The History of ABC Television and the Disney Decline

Post 213 of 531

The American Broadcasting Company, ABC, is a television network created in 1943 from the former NBC Blue radio network. Its first broadcast occurred in 1948 and as one of the Big Three television networks it has greatly contributed to the American culture. The Walt Disney Company is the owner of ABC television since 1996, operating it through the Disney ABC Television Group, a corporate subsidiary. Sometimes the network is called the Alphabet Network because of the letters ABC in its name, the first three letters of the alphabet.

The Walt Disney anthology television series named Disneyland added a broader palette of programs to the consecrated programs made by the Disney studio for television in 1954, such as edited versions of the studio’s theatrical films. Sometimes they even showed full-length films like Treasure Island, although it was divided in two episodes.

Walt Disney’s plan was actually to start color broadcasting, but the cash-strapped network rejected the idea because of the overwhelming costs. That is why in 1961 Disney signed a contract with NBC and moved the show to that network. The NBC was owned by RCA who was positive about color at the time because they aimed to sell their TV sets. After moving, the show was renamed Walt Disney’s Wonderful World of Color. Because they broadcast in color, including the former black and white productions, it became the longest running television series, revived twice in 1986 and 1997 on ABC television.

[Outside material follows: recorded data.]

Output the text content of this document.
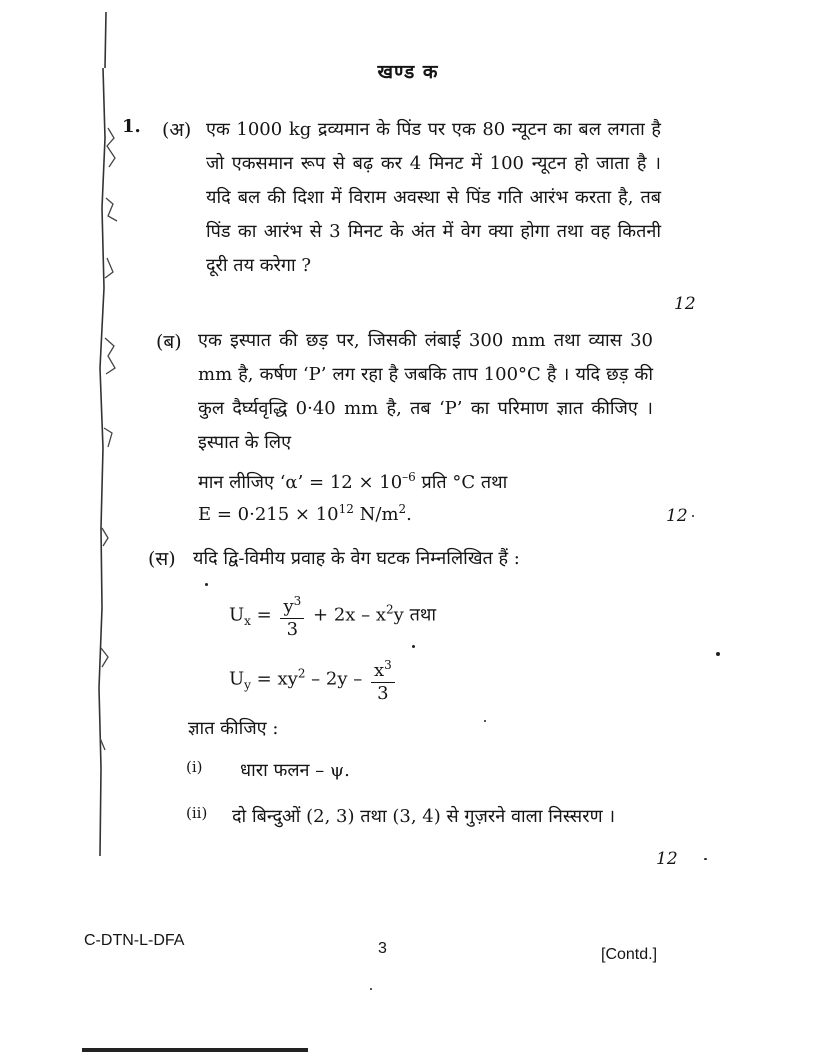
खण्ड क
1. (अ) एक 1000 kg द्रव्यमान के पिंड पर एक 80 न्यूटन का बल लगता है जो एकसमान रूप से बढ़ कर 4 मिनट में 100 न्यूटन हो जाता है । यदि बल की दिशा में विराम अवस्था से पिंड गति आरंभ करता है, तब पिंड का आरंभ से 3 मिनट के अंत में वेग क्या होगा तथा वह कितनी दूरी तय करेगा ?
12
(ब) एक इस्पात की छड़ पर, जिसकी लंबाई 300 mm तथा व्यास 30 mm है, कर्षण ‘P’ लग रहा है जबकि ताप 100°C है । यदि छड़ की कुल दैर्घ्यवृद्धि 0·40 mm है, तब ‘P’ का परिमाण ज्ञात कीजिए । इस्पात के लिए
मान लीजिए ‘α’ = $12 \times 10^{-6}$ प्रति °C तथा
$E = 0\cdot 215 \times 10^{12}$ $N/m^2$.	12
(स) यदि द्वि-विमीय प्रवाह के वेग घटक निम्नलिखित हैं :
$U_x = \frac{y^3}{3} + 2x - x^2y$ तथा
$U_y = xy^2 - 2y - \frac{x^3}{3}$
ज्ञात कीजिए :
(i) धारा फलन – ψ.
(ii) दो बिन्दुओं (2, 3) तथा (3, 4) से गुज़रने वाला निस्सरण ।
12
C-DTN-L-DFA	3	[Contd.]
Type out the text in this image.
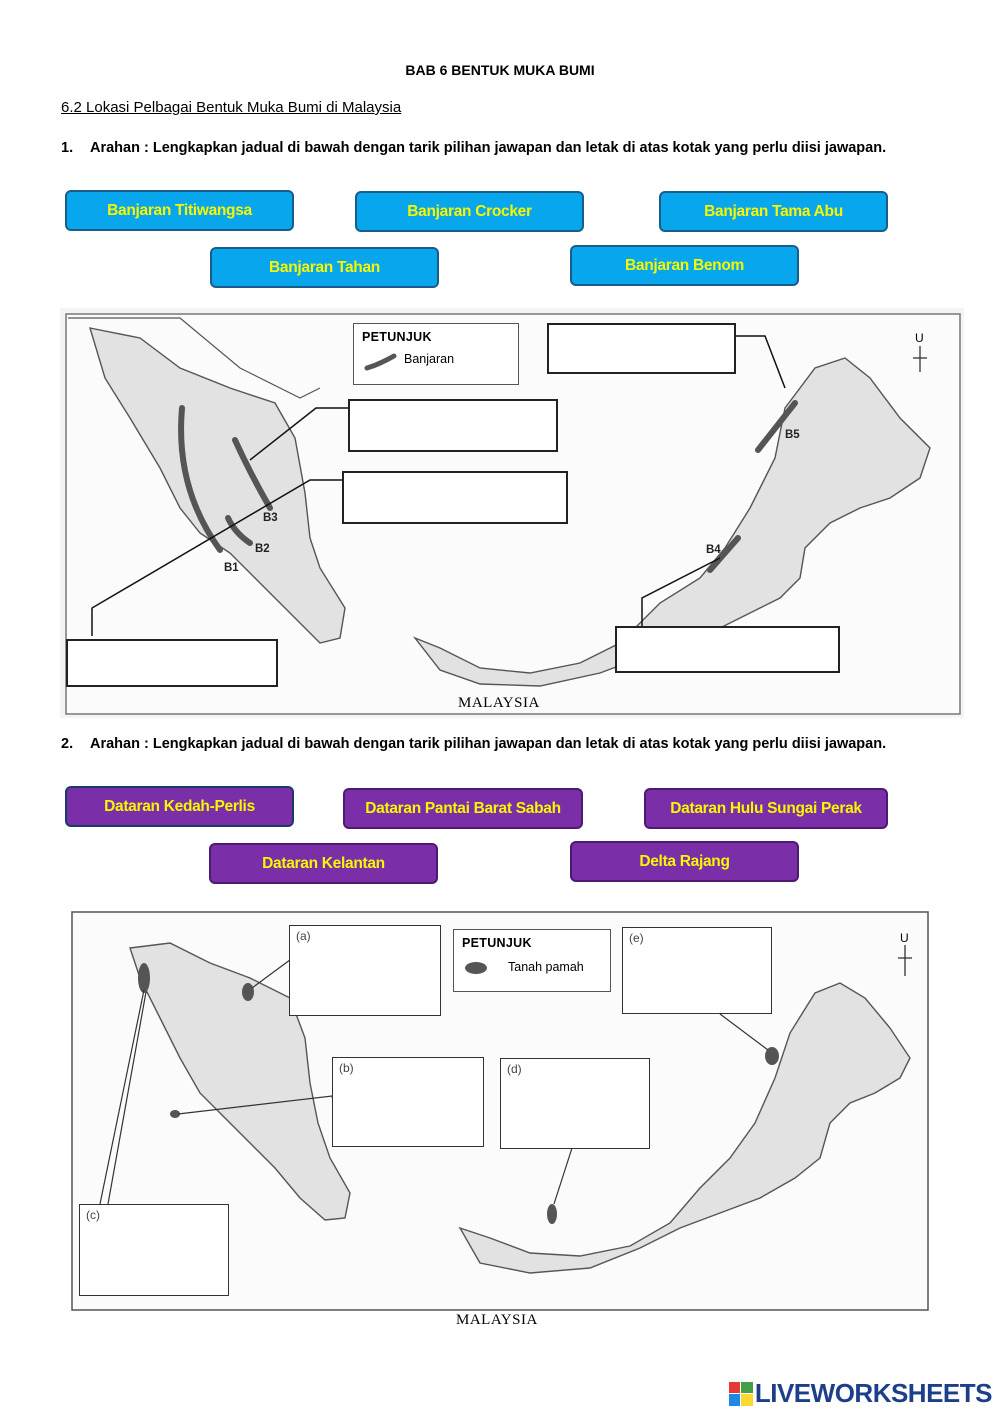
BAB 6 BENTUK MUKA BUMI
6.2 Lokasi Pelbagai Bentuk Muka Bumi di Malaysia
1. Arahan : Lengkapkan jadual di bawah dengan tarik pilihan jawapan dan letak di atas kotak yang perlu diisi jawapan.
Banjaran Titiwangsa	Banjaran Crocker	Banjaran Tama Abu
Banjaran Tahan	Banjaran Benom
U
PETUNJUK
Banjaran
B1
B2
B3
B4
B5
MALAYSIA
2. Arahan : Lengkapkan jadual di bawah dengan tarik pilihan jawapan dan letak di atas kotak yang perlu diisi jawapan.
Dataran Kedah-Perlis	Dataran Pantai Barat Sabah	Dataran Hulu Sungai Perak
Dataran Kelantan	Delta Rajang
U
(a)
(b)
(c)
(d)
(e)
PETUNJUK
Tanah pamah
MALAYSIA
LIVEWORKSHEETS
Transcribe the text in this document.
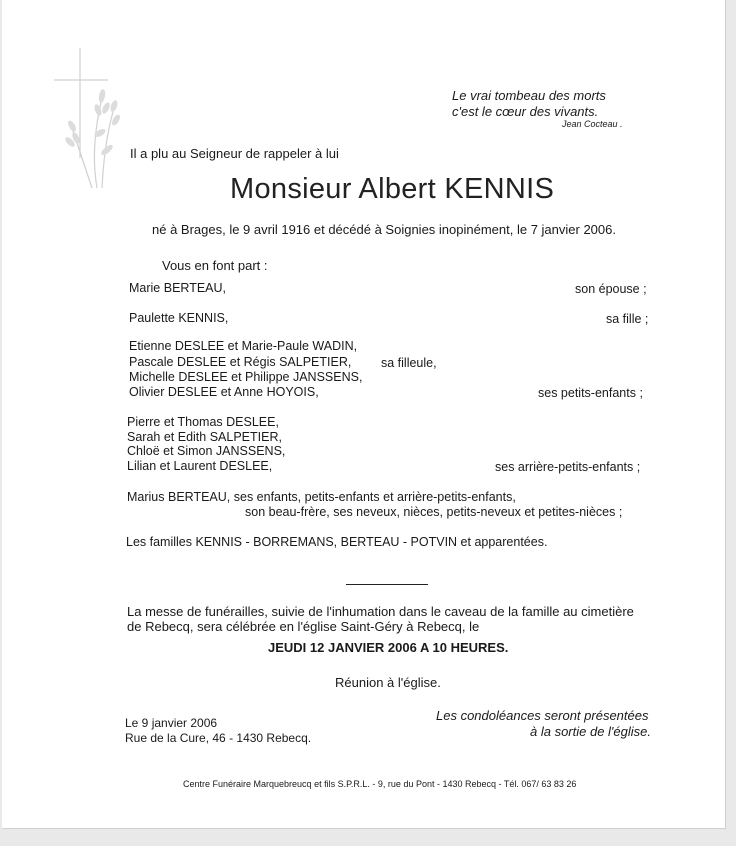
Le vrai tombeau des morts
c'est le cœur des vivants.
Jean Cocteau .
Il a plu au Seigneur de rappeler à lui
Monsieur Albert KENNIS
né à Brages, le 9 avril 1916 et décédé à Soignies inopinément, le 7 janvier 2006.
Vous en font part :
Marie BERTEAU,	son épouse ;
Paulette KENNIS,	sa fille ;
Etienne DESLEE et Marie-Paule WADIN,
Pascale DESLEE et Régis SALPETIER, sa filleule,
Michelle DESLEE et Philippe JANSSENS,
Olivier DESLEE et Anne HOYOIS,	ses petits-enfants ;
Pierre et Thomas DESLEE,
Sarah et Edith SALPETIER,
Chloë et Simon JANSSENS,
Lilian et Laurent DESLEE,	ses arrière-petits-enfants ;
Marius BERTEAU, ses enfants, petits-enfants et arrière-petits-enfants,
son beau-frère, ses neveux, nièces, petits-neveux et petites-nièces ;
Les familles KENNIS - BORREMANS, BERTEAU - POTVIN et apparentées.
La messe de funérailles, suivie de l'inhumation dans le caveau de la famille au cimetière
de Rebecq, sera célébrée en l'église Saint-Géry à Rebecq, le
JEUDI 12 JANVIER 2006 A 10 HEURES.
Réunion à l'église.
Le 9 janvier 2006
Rue de la Cure, 46 - 1430 Rebecq.
Les condoléances seront présentées
à la sortie de l'église.
Centre Funéraire Marquebreucq et fils S.P.R.L. - 9, rue du Pont - 1430 Rebecq - Tél. 067/ 63 83 26
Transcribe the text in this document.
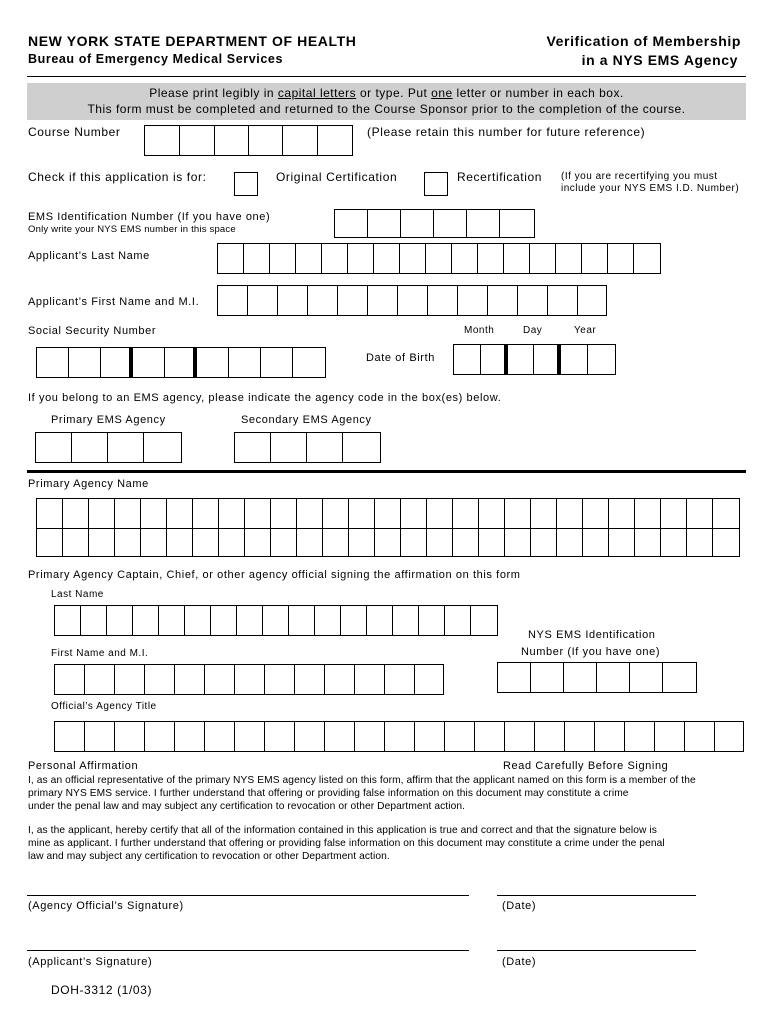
NEW YORK STATE DEPARTMENT OF HEALTH
Bureau of Emergency Medical Services
Verification of Membership
in a NYS EMS Agency
Please print legibly in capital letters or type. Put one letter or number in each box.
This form must be completed and returned to the Course Sponsor prior to the completion of the course.
Course Number	(Please retain this number for future reference)
Check if this application is for:	Original Certification	Recertification (If you are recertifying you must
include your NYS EMS I.D. Number)
EMS Identification Number (If you have one)
Only write your NYS EMS number in this space
Applicant’s Last Name
Applicant’s First Name and M.I.
Social Security Number	Month	Day	Year
Date of Birth
If you belong to an EMS agency, please indicate the agency code in the box(es) below.
Primary EMS Agency	Secondary EMS Agency
Primary Agency Name
Primary Agency Captain, Chief, or other agency official signing the affirmation on this form
Last Name
NYS EMS Identification
Number (If you have one)
First Name and M.I.
Official’s Agency Title
Personal Affirmation	Read Carefully Before Signing
I, as an official representative of the primary NYS EMS agency listed on this form, affirm that the applicant named on this form is a member of the
primary NYS EMS service. I further understand that offering or providing false information on this document may constitute a crime
under the penal law and may subject any certification to revocation or other Department action.
I, as the applicant, hereby certify that all of the information contained in this application is true and correct and that the signature below is
mine as applicant. I further understand that offering or providing false information on this document may constitute a crime under the penal
law and may subject any certification to revocation or other Department action.
(Agency Official’s Signature)	(Date)
(Applicant’s Signature)	(Date)
DOH-3312 (1/03)
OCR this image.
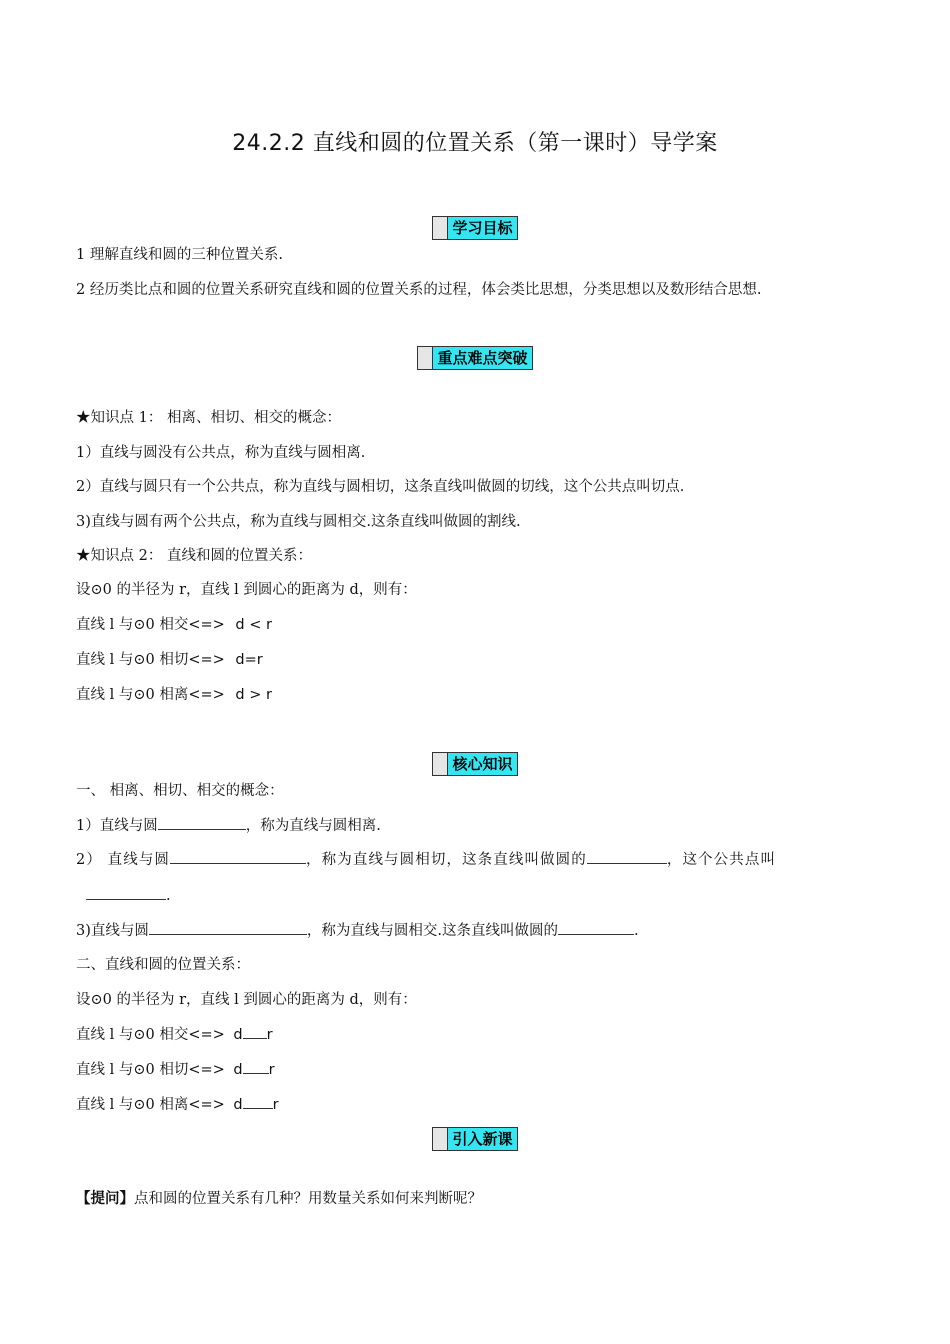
24.2.2 直线和圆的位置关系（第一课时）导学案
学习目标
1 理解直线和圆的三种位置关系.
2 经历类比点和圆的位置关系研究直线和圆的位置关系的过程，体会类比思想，分类思想以及数形结合思想.
重点难点突破
★知识点 1： 相离、相切、相交的概念：
1）直线与圆没有公共点，称为直线与圆相离.
2）直线与圆只有一个公共点，称为直线与圆相切，这条直线叫做圆的切线，这个公共点叫切点.
3)直线与圆有两个公共点，称为直线与圆相交.这条直线叫做圆的割线.
★知识点 2： 直线和圆的位置关系：
设⊙0 的半径为 r，直线 l 到圆心的距离为 d，则有：
直线 l 与⊙0 相交<=> d < r
直线 l 与⊙0 相切<=> d=r
直线 l 与⊙0 相离<=> d > r
核心知识
一、 相离、相切、相交的概念：
1）直线与圆	，称为直线与圆相离.
2） 直线与圆	，称为直线与圆相切，这条直线叫做圆的	，这个公共点叫
.
3)直线与圆	，称为直线与圆相交.这条直线叫做圆的	.
二、直线和圆的位置关系：
设⊙0 的半径为 r，直线 l 到圆心的距离为 d，则有：
直线 l 与⊙0 相交<=> d r
直线 l 与⊙0 相切<=> d r
直线 l 与⊙0 相离<=> d r
引入新课
【提问】点和圆的位置关系有几种？用数量关系如何来判断呢？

Disney purchased Capital Cities/ABC in 1996, bringing C/ABC Broadcasting Group, ABC Television Network Group, CC/ABC Publishing Group, CC/ABC Multimedia Group, ABC Cable and International Broadcast Group. Although there was an intense micro-managing coming from the Disney management, the network was slow to turn around. However, with the launch of Who Wants to Be a Millionaire in 1999, the ratings started to improve. Because Survivor on CBS became a national phenomenon, the schedulers moved Millionaire’s slot to the Wednesday Time 8:00 slot to prevent Survivor from getting a hold on the ratings. CBS lost by only a few points so ABC television changed the strategy by airing the show four times a week. The ratings fell dramatically due to overexposure, although the network found some success in shows such as The Practice, One and Again and Alias.

By 2000, ABC television still lacked the element that made other networks so popular: reality television. They introduced The Mole, The Bachelor and The Bachellorete, Are you Hot and other shows who proved to be an embarrassment to the television network. By the end of 2003, ABC was on the fourth place, becoming the first of the Big Thee to fall so abruptly.

Success came in 2004 with the anticipated series Lost and Desperate Housewives. The rating immediately skyrocketed to a level that was never reached before because of the high publicity, marketing and appreciation from critics. In 2005 and 2006, the popular Ugly Betty and Grey’s Anatomy became the public’s favorites. The ABC network managed to finally find reality television prosperity in 2003 with Extreme Makeover: Home Edition and with Dancing with the Stars in 2005. However, the network continued to place second. By borrowing a Disney formula, the brand name was broaden with the news channel ABC News Now.

In 2007 the ABC television network had a marketing makeover centered around the slogan ABC: Start Here, which symbolizes the new content added and programs accessible through pod-casting, portable media devices and mobile device-specific content.